Descoberta de DNA humano com mais de 2 mil anos em cavernas da Espanha e Portugal revoluciona arqueologia. Rochas podem preservar vestígios genéticos por milênios, abrindo novas frentes de pesquisa.

DNA Antigo em Cavernas Revoluciona Arqueologia Europeia

Uma pesquisa inovadora, publicada na renomada revista científica Nature, revelou a presença de DNA humano com pelo menos dois mil anos em superfícies rochosas de cavernas na Espanha e em Portugal. O achado desafia concepções anteriores sobre a preservação de material biológico em sítios arqueológicos, indicando que rochas podem funcionar como verdadeiros arquivos genéticos por milênios.

O estudo, parte do projeto FIRST ART, inicialmente focado na datação de pinturas rupestres na Península Ibérica, expandiu seu escopo para investigar o DNA presente nas próprias superfícies rochosas, mesmo em áreas sem pigmento visível. A surpresa veio quando amostras, incluindo aquelas sem arte rupestre aparente, testaram positivo para vestígios genéticos antigos.

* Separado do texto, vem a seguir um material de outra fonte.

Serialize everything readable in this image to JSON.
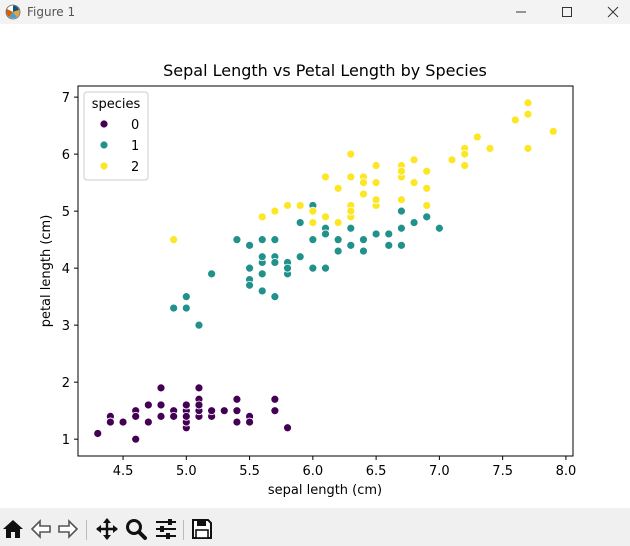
{
  "window": {
    "title": "Figure 1",
    "minimize_icon": "minimize-icon",
    "maximize_icon": "maximize-icon",
    "close_icon": "close-icon"
  },
  "toolbar": {
    "buttons": [
      "home-icon",
      "back-arrow-icon",
      "forward-arrow-icon",
      "pan-icon",
      "zoom-icon",
      "configure-subplots-icon",
      "save-icon"
    ]
  },
  "chart_data": {
    "type": "scatter",
    "title": "Sepal Length vs Petal Length by Species",
    "xlabel": "sepal length (cm)",
    "ylabel": "petal length (cm)",
    "xlim": [
      4.144,
      8.056
    ],
    "ylim": [
      0.705,
      7.195
    ],
    "xticks": [
      "4.5",
      "5.0",
      "5.5",
      "6.0",
      "6.5",
      "7.0",
      "7.5",
      "8.0"
    ],
    "xtick_values": [
      4.5,
      5.0,
      5.5,
      6.0,
      6.5,
      7.0,
      7.5,
      8.0
    ],
    "yticks": [
      "1",
      "2",
      "3",
      "4",
      "5",
      "6",
      "7"
    ],
    "ytick_values": [
      1,
      2,
      3,
      4,
      5,
      6,
      7
    ],
    "grid": false,
    "legend": {
      "title": "species",
      "placement": "top-left"
    },
    "series": [
      {
        "name": "0",
        "color": "#440154",
        "points": [
          [
            5.1,
            1.4
          ],
          [
            4.9,
            1.4
          ],
          [
            4.7,
            1.3
          ],
          [
            4.6,
            1.5
          ],
          [
            5.0,
            1.4
          ],
          [
            5.4,
            1.7
          ],
          [
            4.6,
            1.4
          ],
          [
            5.0,
            1.5
          ],
          [
            4.4,
            1.4
          ],
          [
            4.9,
            1.5
          ],
          [
            5.4,
            1.5
          ],
          [
            4.8,
            1.6
          ],
          [
            4.8,
            1.4
          ],
          [
            4.3,
            1.1
          ],
          [
            5.8,
            1.2
          ],
          [
            5.7,
            1.5
          ],
          [
            5.4,
            1.3
          ],
          [
            5.1,
            1.4
          ],
          [
            5.7,
            1.7
          ],
          [
            5.1,
            1.5
          ],
          [
            5.4,
            1.7
          ],
          [
            5.1,
            1.5
          ],
          [
            4.6,
            1.0
          ],
          [
            5.1,
            1.7
          ],
          [
            4.8,
            1.9
          ],
          [
            5.0,
            1.6
          ],
          [
            5.0,
            1.6
          ],
          [
            5.2,
            1.5
          ],
          [
            5.2,
            1.4
          ],
          [
            4.7,
            1.6
          ],
          [
            4.8,
            1.6
          ],
          [
            5.4,
            1.5
          ],
          [
            5.2,
            1.5
          ],
          [
            5.5,
            1.4
          ],
          [
            4.9,
            1.5
          ],
          [
            5.0,
            1.2
          ],
          [
            5.5,
            1.3
          ],
          [
            4.9,
            1.4
          ],
          [
            4.4,
            1.3
          ],
          [
            5.1,
            1.5
          ],
          [
            5.0,
            1.3
          ],
          [
            4.5,
            1.3
          ],
          [
            4.4,
            1.3
          ],
          [
            5.0,
            1.6
          ],
          [
            5.1,
            1.9
          ],
          [
            4.8,
            1.4
          ],
          [
            5.1,
            1.6
          ],
          [
            4.6,
            1.4
          ],
          [
            5.3,
            1.5
          ],
          [
            5.0,
            1.4
          ]
        ]
      },
      {
        "name": "1",
        "color": "#21918c",
        "points": [
          [
            7.0,
            4.7
          ],
          [
            6.4,
            4.5
          ],
          [
            6.9,
            4.9
          ],
          [
            5.5,
            4.0
          ],
          [
            6.5,
            4.6
          ],
          [
            5.7,
            4.5
          ],
          [
            6.3,
            4.7
          ],
          [
            4.9,
            3.3
          ],
          [
            6.6,
            4.6
          ],
          [
            5.2,
            3.9
          ],
          [
            5.0,
            3.5
          ],
          [
            5.9,
            4.2
          ],
          [
            6.0,
            4.0
          ],
          [
            6.1,
            4.7
          ],
          [
            5.6,
            3.6
          ],
          [
            6.7,
            4.4
          ],
          [
            5.6,
            4.5
          ],
          [
            5.8,
            4.1
          ],
          [
            6.2,
            4.5
          ],
          [
            5.6,
            3.9
          ],
          [
            5.9,
            4.8
          ],
          [
            6.1,
            4.0
          ],
          [
            6.3,
            4.9
          ],
          [
            6.1,
            4.7
          ],
          [
            6.4,
            4.3
          ],
          [
            6.6,
            4.4
          ],
          [
            6.8,
            4.8
          ],
          [
            6.7,
            5.0
          ],
          [
            6.0,
            4.5
          ],
          [
            5.7,
            3.5
          ],
          [
            5.5,
            3.8
          ],
          [
            5.5,
            3.7
          ],
          [
            5.8,
            3.9
          ],
          [
            6.0,
            5.1
          ],
          [
            5.4,
            4.5
          ],
          [
            6.0,
            4.5
          ],
          [
            6.7,
            4.7
          ],
          [
            6.3,
            4.4
          ],
          [
            5.6,
            4.1
          ],
          [
            5.5,
            4.0
          ],
          [
            5.5,
            4.4
          ],
          [
            6.1,
            4.6
          ],
          [
            5.8,
            4.0
          ],
          [
            5.0,
            3.3
          ],
          [
            5.6,
            4.2
          ],
          [
            5.7,
            4.2
          ],
          [
            5.7,
            4.2
          ],
          [
            6.2,
            4.3
          ],
          [
            5.1,
            3.0
          ],
          [
            5.7,
            4.1
          ]
        ]
      },
      {
        "name": "2",
        "color": "#fde725",
        "points": [
          [
            6.3,
            6.0
          ],
          [
            5.8,
            5.1
          ],
          [
            7.1,
            5.9
          ],
          [
            6.3,
            5.6
          ],
          [
            6.5,
            5.8
          ],
          [
            7.6,
            6.6
          ],
          [
            4.9,
            4.5
          ],
          [
            7.3,
            6.3
          ],
          [
            6.7,
            5.8
          ],
          [
            7.2,
            6.1
          ],
          [
            6.5,
            5.1
          ],
          [
            6.4,
            5.3
          ],
          [
            6.8,
            5.5
          ],
          [
            5.7,
            5.0
          ],
          [
            5.8,
            5.1
          ],
          [
            6.4,
            5.3
          ],
          [
            6.5,
            5.5
          ],
          [
            7.7,
            6.7
          ],
          [
            7.7,
            6.9
          ],
          [
            6.0,
            5.0
          ],
          [
            6.9,
            5.7
          ],
          [
            5.6,
            4.9
          ],
          [
            7.7,
            6.7
          ],
          [
            6.3,
            4.9
          ],
          [
            6.7,
            5.7
          ],
          [
            7.2,
            6.0
          ],
          [
            6.2,
            4.8
          ],
          [
            6.1,
            4.9
          ],
          [
            6.4,
            5.6
          ],
          [
            7.2,
            5.8
          ],
          [
            7.4,
            6.1
          ],
          [
            7.9,
            6.4
          ],
          [
            6.4,
            5.6
          ],
          [
            6.3,
            5.1
          ],
          [
            6.1,
            5.6
          ],
          [
            7.7,
            6.1
          ],
          [
            6.3,
            5.6
          ],
          [
            6.4,
            5.5
          ],
          [
            6.0,
            4.8
          ],
          [
            6.9,
            5.4
          ],
          [
            6.7,
            5.6
          ],
          [
            6.9,
            5.1
          ],
          [
            5.8,
            5.1
          ],
          [
            6.8,
            5.9
          ],
          [
            6.7,
            5.7
          ],
          [
            6.7,
            5.2
          ],
          [
            6.3,
            5.0
          ],
          [
            6.5,
            5.2
          ],
          [
            6.2,
            5.4
          ],
          [
            5.9,
            5.1
          ]
        ]
      }
    ]
  }
}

"Pouco antes de uma das últimas expedições, obtivemos uma amostra de pigmento que testou positivo para DNA humano antigo. Ficamos extremamente empolgados", relatou Alba Bossoms Mesa, pesquisadora do Instituto Max Planck de Antropologia Evolutiva, em declarações ao IFLScience. Essa descoberta transformou a perspectiva da equipe, que passou a considerar as cavernas como potenciais repositórios biológicos.

A pesquisa analisou 24 painéis de arte rupestre em 11 cavernas distintas, abrangendo locais icônicos como Altamira. Foram examinados não apenas pigmentos, mas também sedimentos, ossos e ferramentas. A identificação de DNA humano em áreas sem pintura visível surpreendeu os cientistas, levantando questões sobre quem deixou esses vestígios e como.

## Novas Pistas sobre Ocupação Humana

O material genético mais significativo foi encontrado em cavernas como a do Escoural (Portugal) e a do Covarón (Espanha). Hipólito Collado, coautor do estudo, sugere que esses achados oferecem novas perspectivas sobre a interação de grupos humanos antigos com seus ambientes. O DNA analisado remonta a pelo menos 2 mil anos, mas algumas cavernas com entradas seladas há cerca de 4 mil anos podem conter evidências ainda mais antigas.

A equipe identificou perfis genéticos de três mulheres, um homem e uma amostra inconclusiva. Acredita-se que a análise desse tipo de vestígio possa revolucionar a arqueologia, transformando cavernas em fontes diretas para estudos genéticos e de ocupação humana, fornecendo um panorama mais detalhado sobre os povos que habitaram a região milênios atrás.